Green’s Dictionary of Slang

hatch n.1

(US)

1. a psychiatric institution; thus hatch up v.

B. Fisher ‘A. Mutt’ in Blackbeard Compliation (1977) 58: Life sketch of the pathetic scene when the defendant was torn from his young wife and infant child and sent to the hatch.
[US]W.R. Burnett High Sierra in Four Novels (1984) 416: Not counting screwballs, of course, who ought to be in the hatch.
see sense 1.
[US]T. Berger Reinhart in Love (1963) 397: Take Advantage of My Lunacy and Buy Quick Before I Am Hauled Off to the Hatch.
[US]R. Stone Dog Soldiers (1976) 251: My status was weird because I’m just out of the hatch.

2. (also hatch house) a prison.

[US]B. Fisher A. Mutt in Blackbeard Compilation (1977) 104: Put all troublesome judges in the hatch?
[Aus]Bulletin (Sydney) 30 July 45/2: Humorous description in the N. York Police Gazette [...]: ‘This sentence does not mean that he has to be shut up in the hatch house during the period of probation referred to, but cannot take a drink of liquor.’.
[US]Jackson & Hellyer Vocab. Criminal Sl. 43: hatch [...] A calaboose; a prison; a police station; a jail.
[US]Irwin Amer. Tramp and Und. Sl. 96: Hatch.–A country gaol or police station.
[US]Goldin et al.

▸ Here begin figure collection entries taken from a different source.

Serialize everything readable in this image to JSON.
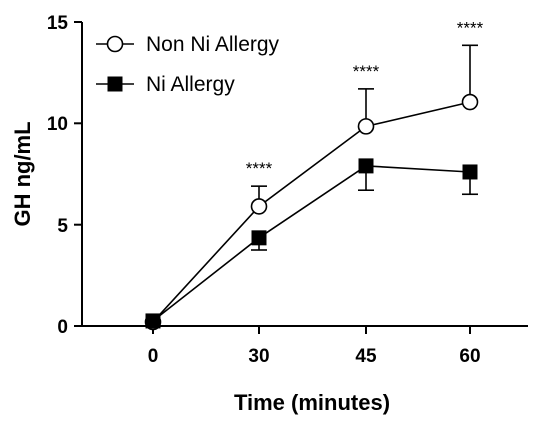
{
  "chart_data": {
    "type": "line",
    "xlabel": "Time (minutes)",
    "ylabel": "GH ng/mL",
    "categories": [
      "0",
      "30",
      "45",
      "60"
    ],
    "ylim": [
      0,
      15
    ],
    "yticks": [
      "0",
      "5",
      "10",
      "15"
    ],
    "legend_position": "top-left",
    "grid": false,
    "series": [
      {
        "name": "Non Ni Allergy",
        "marker": "open-circle",
        "color": "#000000",
        "values": [
          0.2,
          5.9,
          9.85,
          11.05
        ],
        "error_upper": [
          0,
          1.0,
          1.85,
          2.8
        ],
        "error_lower": [
          0,
          0,
          0,
          0
        ]
      },
      {
        "name": "Ni Allergy",
        "marker": "filled-square",
        "color": "#000000",
        "values": [
          0.25,
          4.35,
          7.9,
          7.6
        ],
        "error_upper": [
          0,
          0,
          0,
          0
        ],
        "error_lower": [
          0,
          0.6,
          1.2,
          1.1
        ]
      }
    ],
    "annotations": [
      "",
      "****",
      "****",
      "****"
    ]
  }
}
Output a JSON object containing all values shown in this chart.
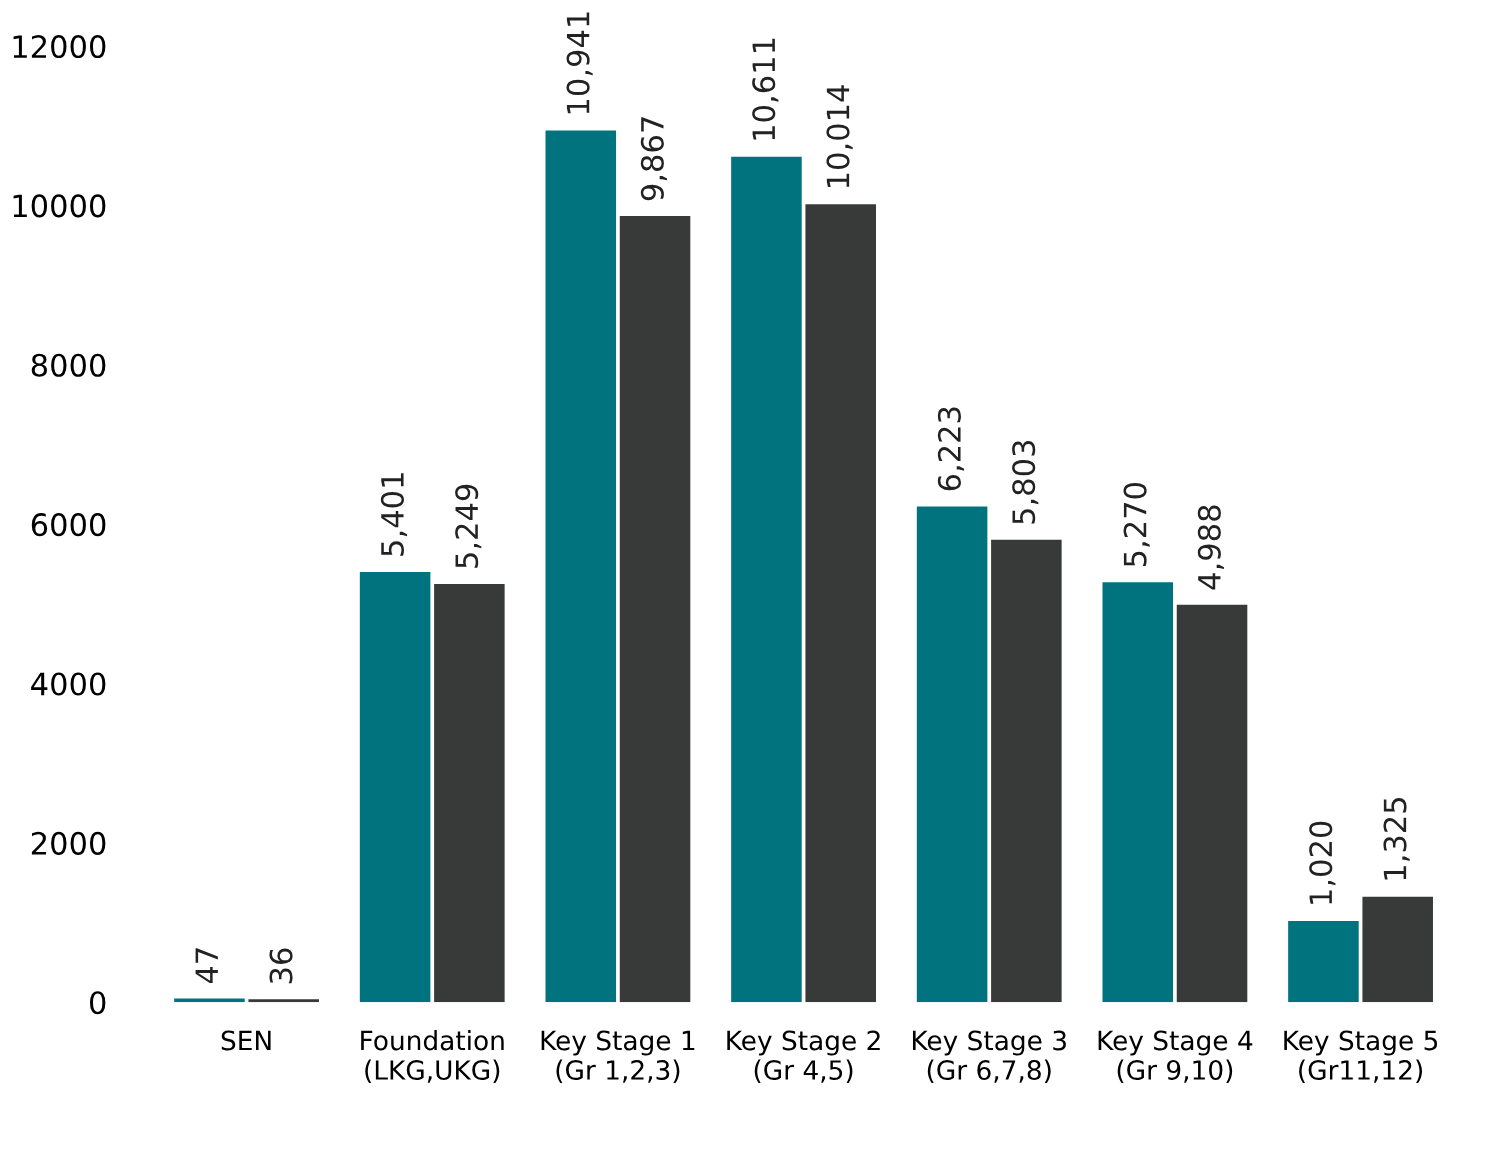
{
  "chart_data": {
    "type": "bar",
    "categories": [
      "SEN",
      "Foundation\n(LKG,UKG)",
      "Key Stage 1\n(Gr 1,2,3)",
      "Key Stage 2\n(Gr 4,5)",
      "Key Stage 3\n(Gr 6,7,8)",
      "Key Stage 4\n(Gr 9,10)",
      "Key Stage 5\n(Gr11,12)"
    ],
    "series": [
      {
        "color": "#00737f",
        "values": [
          47,
          5401,
          10941,
          10611,
          6223,
          5270,
          1020
        ],
        "value_labels": [
          "47",
          "5,401",
          "10,941",
          "10,611",
          "6,223",
          "5,270",
          "1,020"
        ]
      },
      {
        "color": "#383a3a",
        "values": [
          36,
          5249,
          9867,
          10014,
          5803,
          4988,
          1325
        ],
        "value_labels": [
          "36",
          "5,249",
          "9,867",
          "10,014",
          "5,803",
          "4,988",
          "1,325"
        ]
      }
    ],
    "ylim": [
      0,
      12000
    ],
    "yticks": [
      0,
      2000,
      4000,
      6000,
      8000,
      10000,
      12000
    ],
    "grid": false,
    "legend": false
  }
}
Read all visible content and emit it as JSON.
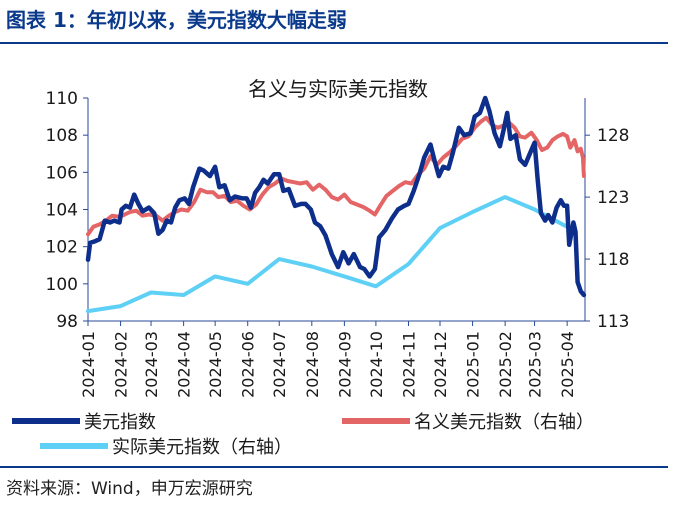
{
  "figure": {
    "title": "图表 1：年初以来，美元指数大幅走弱",
    "source": "资料来源：Wind，申万宏源研究"
  },
  "colors": {
    "dxy": "#0d2e8a",
    "nominal": "#e46565",
    "real": "#5fd0f5",
    "axis": "#2b4a9b",
    "text": "#1a1a1a",
    "rule": "#0b3a8c"
  },
  "chart_data": {
    "type": "line",
    "title": "名义与实际美元指数",
    "x_axis": {
      "type": "date",
      "min": "2024-01-01",
      "max": "2025-04-18",
      "ticks": [
        "2024-01",
        "2024-02",
        "2024-03",
        "2024-04",
        "2024-05",
        "2024-06",
        "2024-07",
        "2024-08",
        "2024-09",
        "2024-10",
        "2024-11",
        "2024-12",
        "2025-01",
        "2025-02",
        "2025-03",
        "2025-04"
      ]
    },
    "y_left": {
      "min": 98,
      "max": 110,
      "ticks": [
        98,
        100,
        102,
        104,
        106,
        108,
        110
      ]
    },
    "y_right": {
      "min": 113,
      "max": 131,
      "ticks": [
        113,
        118,
        123,
        128
      ]
    },
    "grid": false,
    "legend": {
      "placement": "bottom",
      "entries": [
        "美元指数",
        "名义美元指数（右轴）",
        "实际美元指数（右轴）"
      ]
    },
    "series": [
      {
        "name": "美元指数",
        "axis": "left",
        "points": [
          [
            "2024-01-01",
            101.3
          ],
          [
            "2024-01-03",
            102.2
          ],
          [
            "2024-01-08",
            102.3
          ],
          [
            "2024-01-12",
            102.4
          ],
          [
            "2024-01-17",
            103.4
          ],
          [
            "2024-01-22",
            103.3
          ],
          [
            "2024-01-26",
            103.4
          ],
          [
            "2024-01-31",
            103.3
          ],
          [
            "2024-02-02",
            104.0
          ],
          [
            "2024-02-06",
            104.2
          ],
          [
            "2024-02-10",
            104.1
          ],
          [
            "2024-02-14",
            104.8
          ],
          [
            "2024-02-18",
            104.3
          ],
          [
            "2024-02-22",
            103.9
          ],
          [
            "2024-02-28",
            104.1
          ],
          [
            "2024-03-04",
            103.8
          ],
          [
            "2024-03-08",
            102.7
          ],
          [
            "2024-03-12",
            102.9
          ],
          [
            "2024-03-16",
            103.4
          ],
          [
            "2024-03-20",
            103.3
          ],
          [
            "2024-03-24",
            104.1
          ],
          [
            "2024-03-28",
            104.5
          ],
          [
            "2024-04-02",
            104.6
          ],
          [
            "2024-04-06",
            104.3
          ],
          [
            "2024-04-10",
            105.2
          ],
          [
            "2024-04-16",
            106.2
          ],
          [
            "2024-04-20",
            106.1
          ],
          [
            "2024-04-26",
            105.8
          ],
          [
            "2024-05-01",
            106.3
          ],
          [
            "2024-05-05",
            105.2
          ],
          [
            "2024-05-10",
            105.3
          ],
          [
            "2024-05-15",
            104.5
          ],
          [
            "2024-05-20",
            104.7
          ],
          [
            "2024-05-27",
            104.6
          ],
          [
            "2024-05-31",
            104.6
          ],
          [
            "2024-06-04",
            104.1
          ],
          [
            "2024-06-08",
            104.9
          ],
          [
            "2024-06-12",
            105.2
          ],
          [
            "2024-06-16",
            105.6
          ],
          [
            "2024-06-20",
            105.4
          ],
          [
            "2024-06-26",
            105.9
          ],
          [
            "2024-07-01",
            105.9
          ],
          [
            "2024-07-05",
            105.0
          ],
          [
            "2024-07-10",
            105.1
          ],
          [
            "2024-07-16",
            104.2
          ],
          [
            "2024-07-22",
            104.3
          ],
          [
            "2024-07-26",
            104.3
          ],
          [
            "2024-07-31",
            104.0
          ],
          [
            "2024-08-04",
            103.3
          ],
          [
            "2024-08-09",
            103.1
          ],
          [
            "2024-08-14",
            102.6
          ],
          [
            "2024-08-20",
            101.6
          ],
          [
            "2024-08-26",
            100.9
          ],
          [
            "2024-08-31",
            101.7
          ],
          [
            "2024-09-05",
            101.1
          ],
          [
            "2024-09-10",
            101.6
          ],
          [
            "2024-09-16",
            100.9
          ],
          [
            "2024-09-20",
            100.8
          ],
          [
            "2024-09-25",
            100.4
          ],
          [
            "2024-09-30",
            100.8
          ],
          [
            "2024-10-04",
            102.5
          ],
          [
            "2024-10-10",
            102.9
          ],
          [
            "2024-10-16",
            103.5
          ],
          [
            "2024-10-22",
            104.0
          ],
          [
            "2024-10-28",
            104.2
          ],
          [
            "2024-11-01",
            104.3
          ],
          [
            "2024-11-06",
            105.0
          ],
          [
            "2024-11-12",
            106.0
          ],
          [
            "2024-11-16",
            106.8
          ],
          [
            "2024-11-22",
            107.5
          ],
          [
            "2024-11-26",
            106.6
          ],
          [
            "2024-11-30",
            105.8
          ],
          [
            "2024-12-04",
            106.3
          ],
          [
            "2024-12-09",
            106.2
          ],
          [
            "2024-12-13",
            107.0
          ],
          [
            "2024-12-19",
            108.4
          ],
          [
            "2024-12-24",
            108.0
          ],
          [
            "2024-12-30",
            108.1
          ],
          [
            "2025-01-03",
            109.0
          ],
          [
            "2025-01-08",
            109.2
          ],
          [
            "2025-01-13",
            110.0
          ],
          [
            "2025-01-17",
            109.3
          ],
          [
            "2025-01-22",
            108.1
          ],
          [
            "2025-01-27",
            107.4
          ],
          [
            "2025-01-31",
            108.4
          ],
          [
            "2025-02-03",
            109.2
          ],
          [
            "2025-02-06",
            107.8
          ],
          [
            "2025-02-11",
            108.0
          ],
          [
            "2025-02-15",
            106.7
          ],
          [
            "2025-02-20",
            106.4
          ],
          [
            "2025-02-26",
            107.2
          ],
          [
            "2025-03-01",
            107.6
          ],
          [
            "2025-03-04",
            105.6
          ],
          [
            "2025-03-07",
            103.8
          ],
          [
            "2025-03-11",
            103.4
          ],
          [
            "2025-03-14",
            103.7
          ],
          [
            "2025-03-18",
            103.3
          ],
          [
            "2025-03-22",
            104.1
          ],
          [
            "2025-03-26",
            104.5
          ],
          [
            "2025-03-29",
            104.2
          ],
          [
            "2025-04-01",
            104.2
          ],
          [
            "2025-04-03",
            102.1
          ],
          [
            "2025-04-07",
            103.3
          ],
          [
            "2025-04-09",
            102.8
          ],
          [
            "2025-04-11",
            100.1
          ],
          [
            "2025-04-14",
            99.6
          ],
          [
            "2025-04-17",
            99.4
          ]
        ]
      },
      {
        "name": "名义美元指数（右轴）",
        "axis": "right",
        "points": [
          [
            "2024-01-01",
            120.0
          ],
          [
            "2024-01-06",
            120.6
          ],
          [
            "2024-01-12",
            120.8
          ],
          [
            "2024-01-18",
            121.1
          ],
          [
            "2024-01-24",
            121.5
          ],
          [
            "2024-01-31",
            121.4
          ],
          [
            "2024-02-05",
            121.6
          ],
          [
            "2024-02-10",
            121.8
          ],
          [
            "2024-02-16",
            121.9
          ],
          [
            "2024-02-22",
            121.5
          ],
          [
            "2024-02-28",
            121.6
          ],
          [
            "2024-03-06",
            121.5
          ],
          [
            "2024-03-12",
            121.1
          ],
          [
            "2024-03-18",
            121.5
          ],
          [
            "2024-03-24",
            121.8
          ],
          [
            "2024-03-30",
            122.0
          ],
          [
            "2024-04-05",
            121.9
          ],
          [
            "2024-04-11",
            122.6
          ],
          [
            "2024-04-17",
            123.6
          ],
          [
            "2024-04-23",
            123.4
          ],
          [
            "2024-04-29",
            123.4
          ],
          [
            "2024-05-04",
            123.0
          ],
          [
            "2024-05-10",
            123.1
          ],
          [
            "2024-05-16",
            122.6
          ],
          [
            "2024-05-22",
            122.7
          ],
          [
            "2024-05-28",
            122.3
          ],
          [
            "2024-06-03",
            122.0
          ],
          [
            "2024-06-09",
            122.4
          ],
          [
            "2024-06-15",
            123.2
          ],
          [
            "2024-06-21",
            123.8
          ],
          [
            "2024-06-27",
            124.1
          ],
          [
            "2024-07-03",
            124.5
          ],
          [
            "2024-07-09",
            124.3
          ],
          [
            "2024-07-15",
            124.2
          ],
          [
            "2024-07-21",
            124.1
          ],
          [
            "2024-07-27",
            124.2
          ],
          [
            "2024-08-02",
            123.6
          ],
          [
            "2024-08-08",
            124.0
          ],
          [
            "2024-08-14",
            123.6
          ],
          [
            "2024-08-20",
            123.0
          ],
          [
            "2024-08-26",
            122.8
          ],
          [
            "2024-09-01",
            123.2
          ],
          [
            "2024-09-07",
            122.6
          ],
          [
            "2024-09-13",
            122.4
          ],
          [
            "2024-09-19",
            122.2
          ],
          [
            "2024-09-25",
            121.9
          ],
          [
            "2024-09-30",
            121.6
          ],
          [
            "2024-10-05",
            122.3
          ],
          [
            "2024-10-11",
            123.1
          ],
          [
            "2024-10-17",
            123.5
          ],
          [
            "2024-10-23",
            123.9
          ],
          [
            "2024-10-29",
            124.2
          ],
          [
            "2024-11-04",
            124.1
          ],
          [
            "2024-11-10",
            124.8
          ],
          [
            "2024-11-16",
            125.3
          ],
          [
            "2024-11-22",
            126.3
          ],
          [
            "2024-11-28",
            125.6
          ],
          [
            "2024-12-04",
            126.2
          ],
          [
            "2024-12-10",
            126.6
          ],
          [
            "2024-12-16",
            127.1
          ],
          [
            "2024-12-22",
            127.7
          ],
          [
            "2024-12-28",
            127.9
          ],
          [
            "2025-01-03",
            128.6
          ],
          [
            "2025-01-09",
            129.1
          ],
          [
            "2025-01-14",
            129.4
          ],
          [
            "2025-01-20",
            128.8
          ],
          [
            "2025-01-25",
            128.6
          ],
          [
            "2025-01-31",
            128.8
          ],
          [
            "2025-02-05",
            129.0
          ],
          [
            "2025-02-10",
            128.6
          ],
          [
            "2025-02-15",
            127.9
          ],
          [
            "2025-02-20",
            127.8
          ],
          [
            "2025-02-26",
            128.2
          ],
          [
            "2025-03-03",
            127.6
          ],
          [
            "2025-03-08",
            126.8
          ],
          [
            "2025-03-13",
            127.0
          ],
          [
            "2025-03-18",
            127.6
          ],
          [
            "2025-03-23",
            127.9
          ],
          [
            "2025-03-28",
            128.1
          ],
          [
            "2025-04-01",
            127.9
          ],
          [
            "2025-04-04",
            127.0
          ],
          [
            "2025-04-08",
            127.6
          ],
          [
            "2025-04-11",
            126.7
          ],
          [
            "2025-04-14",
            126.9
          ],
          [
            "2025-04-16",
            126.2
          ],
          [
            "2025-04-17",
            124.7
          ]
        ]
      },
      {
        "name": "实际美元指数（右轴）",
        "axis": "right",
        "points": [
          [
            "2024-01-01",
            113.8
          ],
          [
            "2024-02-01",
            114.2
          ],
          [
            "2024-03-01",
            115.3
          ],
          [
            "2024-04-01",
            115.1
          ],
          [
            "2024-05-01",
            116.6
          ],
          [
            "2024-06-01",
            116.0
          ],
          [
            "2024-07-01",
            118.0
          ],
          [
            "2024-08-01",
            117.4
          ],
          [
            "2024-09-01",
            116.6
          ],
          [
            "2024-10-01",
            115.8
          ],
          [
            "2024-11-01",
            117.6
          ],
          [
            "2024-12-01",
            120.5
          ],
          [
            "2025-01-01",
            121.8
          ],
          [
            "2025-02-01",
            123.0
          ],
          [
            "2025-03-01",
            122.0
          ],
          [
            "2025-04-01",
            120.6
          ]
        ]
      }
    ]
  }
}
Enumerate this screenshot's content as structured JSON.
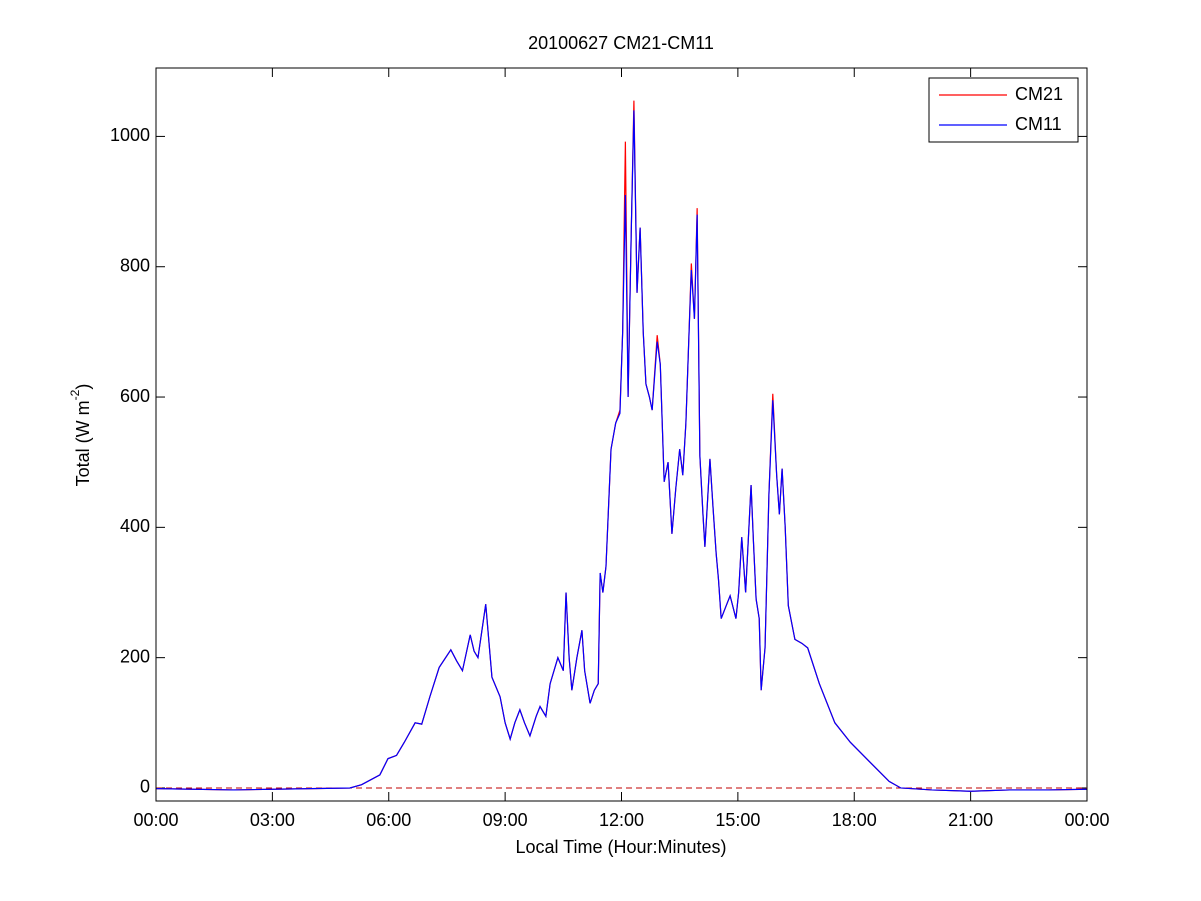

DAUL 92/1: Hatch. 1. (P) Punishment cells. 2. (P) (Rare) Any cell. 3. Any place of detention, as a station-house, county jail, prison, institution for the criminally insane, etc.

In phrases

hatch out (v.)

(US prison) to conclude one’s sentence and leave the prison.

[US]C. Himes ‘Money Don’t Spend in the Stir’ in Coll. Stories (1990) 195: ‘I ain’t no chump. I’ll sit on my G’s and hatch out my time’.